Appendix 1d: Effect of STX1A on hERG steady-state inactivation

A) Whole-cell hERG channel steady-state inactivation was measured using a triple-pulse protocol. Cells were depolarized for 3 s to +60 mV (holding potential of -80 mV), followed by conditioning pulses from -140 mV to +20 mV for 20 ms, and then a test pulse to +20 mV for 500 ms. Only the first 80 ms is shown for the test pulse.

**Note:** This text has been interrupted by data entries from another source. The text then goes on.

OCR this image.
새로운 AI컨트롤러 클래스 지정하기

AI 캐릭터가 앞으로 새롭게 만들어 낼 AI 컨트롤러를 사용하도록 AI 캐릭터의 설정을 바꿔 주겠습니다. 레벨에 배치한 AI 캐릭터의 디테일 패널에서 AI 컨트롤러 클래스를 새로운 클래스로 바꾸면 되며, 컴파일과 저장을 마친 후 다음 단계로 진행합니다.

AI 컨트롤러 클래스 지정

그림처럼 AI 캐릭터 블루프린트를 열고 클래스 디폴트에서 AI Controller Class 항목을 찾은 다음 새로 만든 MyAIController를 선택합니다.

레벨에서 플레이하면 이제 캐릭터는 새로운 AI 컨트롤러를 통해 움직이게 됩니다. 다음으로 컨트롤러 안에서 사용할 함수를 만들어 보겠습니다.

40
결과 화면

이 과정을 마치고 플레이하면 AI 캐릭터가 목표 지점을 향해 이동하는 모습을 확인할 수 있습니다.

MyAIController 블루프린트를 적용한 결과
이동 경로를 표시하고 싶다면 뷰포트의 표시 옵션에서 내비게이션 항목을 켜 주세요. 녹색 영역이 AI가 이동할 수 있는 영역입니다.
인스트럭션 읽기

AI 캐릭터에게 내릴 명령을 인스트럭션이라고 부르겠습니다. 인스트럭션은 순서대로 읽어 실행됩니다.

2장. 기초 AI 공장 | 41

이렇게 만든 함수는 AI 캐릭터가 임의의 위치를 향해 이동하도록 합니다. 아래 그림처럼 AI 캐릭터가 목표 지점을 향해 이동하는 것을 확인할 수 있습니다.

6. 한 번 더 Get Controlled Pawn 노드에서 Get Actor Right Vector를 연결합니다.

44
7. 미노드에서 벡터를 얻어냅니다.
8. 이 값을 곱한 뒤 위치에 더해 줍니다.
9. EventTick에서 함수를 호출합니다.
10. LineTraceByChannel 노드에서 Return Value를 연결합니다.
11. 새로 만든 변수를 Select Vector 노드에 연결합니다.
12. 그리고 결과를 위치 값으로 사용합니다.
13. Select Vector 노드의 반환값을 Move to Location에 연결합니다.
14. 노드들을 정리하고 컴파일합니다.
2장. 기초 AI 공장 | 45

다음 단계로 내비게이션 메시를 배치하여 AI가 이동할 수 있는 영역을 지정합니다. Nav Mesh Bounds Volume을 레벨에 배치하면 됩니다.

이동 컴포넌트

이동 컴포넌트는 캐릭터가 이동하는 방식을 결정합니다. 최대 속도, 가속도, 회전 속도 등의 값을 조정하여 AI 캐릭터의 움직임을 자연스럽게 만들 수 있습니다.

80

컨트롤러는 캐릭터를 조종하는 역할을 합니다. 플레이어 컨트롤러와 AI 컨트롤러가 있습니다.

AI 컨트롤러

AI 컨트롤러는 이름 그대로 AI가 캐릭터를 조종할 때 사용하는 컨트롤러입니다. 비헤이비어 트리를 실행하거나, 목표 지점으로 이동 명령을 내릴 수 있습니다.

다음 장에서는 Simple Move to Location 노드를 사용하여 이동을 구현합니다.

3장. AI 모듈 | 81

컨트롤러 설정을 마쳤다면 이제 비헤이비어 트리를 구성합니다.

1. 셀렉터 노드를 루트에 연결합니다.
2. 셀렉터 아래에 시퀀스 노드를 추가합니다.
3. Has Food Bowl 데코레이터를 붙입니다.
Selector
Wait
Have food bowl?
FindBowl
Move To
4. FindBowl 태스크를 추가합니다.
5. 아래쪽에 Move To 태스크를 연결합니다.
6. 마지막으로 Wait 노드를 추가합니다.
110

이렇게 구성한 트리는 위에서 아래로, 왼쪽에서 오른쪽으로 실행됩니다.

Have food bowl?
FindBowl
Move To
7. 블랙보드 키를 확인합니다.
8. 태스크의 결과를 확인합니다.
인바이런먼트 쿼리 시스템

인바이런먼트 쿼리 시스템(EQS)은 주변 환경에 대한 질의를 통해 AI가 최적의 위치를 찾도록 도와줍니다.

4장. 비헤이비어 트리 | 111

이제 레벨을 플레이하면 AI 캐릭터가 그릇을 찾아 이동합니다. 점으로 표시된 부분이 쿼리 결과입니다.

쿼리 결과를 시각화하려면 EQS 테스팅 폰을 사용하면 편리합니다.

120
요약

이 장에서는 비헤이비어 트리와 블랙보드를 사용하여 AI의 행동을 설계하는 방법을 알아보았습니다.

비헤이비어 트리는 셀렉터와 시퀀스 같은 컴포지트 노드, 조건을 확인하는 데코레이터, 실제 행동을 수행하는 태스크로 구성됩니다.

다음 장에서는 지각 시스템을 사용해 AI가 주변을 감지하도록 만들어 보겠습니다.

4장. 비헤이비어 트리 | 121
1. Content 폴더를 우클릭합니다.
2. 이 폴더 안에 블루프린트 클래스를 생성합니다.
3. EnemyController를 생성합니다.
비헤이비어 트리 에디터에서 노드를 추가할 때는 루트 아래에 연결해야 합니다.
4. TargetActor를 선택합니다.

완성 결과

B) Summarized steady-state inactivation data for hERG and hERG + STX1A. STX1A produced a significant hyperpolarizing shift in the midpoint steady-state inactivation curve from -29.9 ± 4.1 mV (n=12) to -51.5 ± 4.8 mV (n=6) with no change in the slope factor (20.6 ± 1.0 mV vs. 19.2 ± 1.2 mV).

-157-

Appendix 2

Preliminary results: Interaction of hERG and SNAP-25 coexpression in tsA-201 cells

Appendix 2a: SNAP 25 inhibits whole-cell hERG currents

SNAP-25 was coexpressed in TSA 201 cells in a 2:1 ratio (hERG: SNAP-25 or STX1A) in order to electrophysiologically assess a potential interaction between the two SNARE proteins and hERG. (A) Peak hERG currents were significantly reduced from 136.1 ± 7.6 pA/pF (hERG, n=18, +20 mV) to 64.3 ± 12.0 pA/pF (hERG + SNAP-25, n=9, +10 mV) (p<0.01). (Cotransfection with STX1A: 42.0 ± 6.1 pA/pF (hERG + STX1A, n=15 at +20 mV)). B) Peak tail currents at +60 mV were also reduced from 99.1 ± 8.8 pA/pF (hERG, n=18) to 65.3 ± 10.5 pA/pF (hERG + SNAP25, n=9) (p<0.05). (Cotransfection with STX1A: 43.6 ± 8.6 pA/pF (hERG + STX1A n=15)). Although there was no change in slope factor, there was a significant hyperpolarizing shift in the midpoint of steady-state activation from -9.1 ± 1.1 mV (hERG n=18) to -16.3 ± 1.6 mV (hERG + SNAP25 n=9) (p<0.01). (STX1A : -9.39 ± 1.9 mV). C) Steady-state inactivation analysis reveals that there is no change in slope or midpoint of steady-state inactivation following cotransfection with SNAP25, despite a prominent hyperpolarizing shift in the midpoint of steady-state inactivation in the presence of STX1A (hERG: -29.9 ± 4.1 mV, n=12; hERG + STX1A: -51.5 ± 4.8 mV, n=6; hERG + SNAP25: -26.1 ± 7.2 mV, n=5).

-158-

Appendix 2b: SNAP-25 reduces mature hERG channel trafficking

The inhibition of hERG channel maturation by SNAP25 was assessed by Western blot analysis. Coexpression with varying concentrations of SNAP25 cDNA resulted in a decreased mature complex glycosylated hERG band at 155 kDa following transfection with 0.5 μg SNAP25 (2 hERG: 1 SNAP25 ratio). Lower transfection ratios did not yield significant reductions in mature hERG channel expression. α/β tubulin was used as a loading control (lower panel). B) Quantification of channel trafficking was assessed by measuring the fraction of mature/total hERG protein by densitometric analysis of the immunoblots (n=3). SNAP25 significantly reduces 155 kDa hERG/ total hERG from 0.25 ± 0.03 to 0.10 ± 0.03 when 0.5 μg of SNAP25 cDNA is transfected.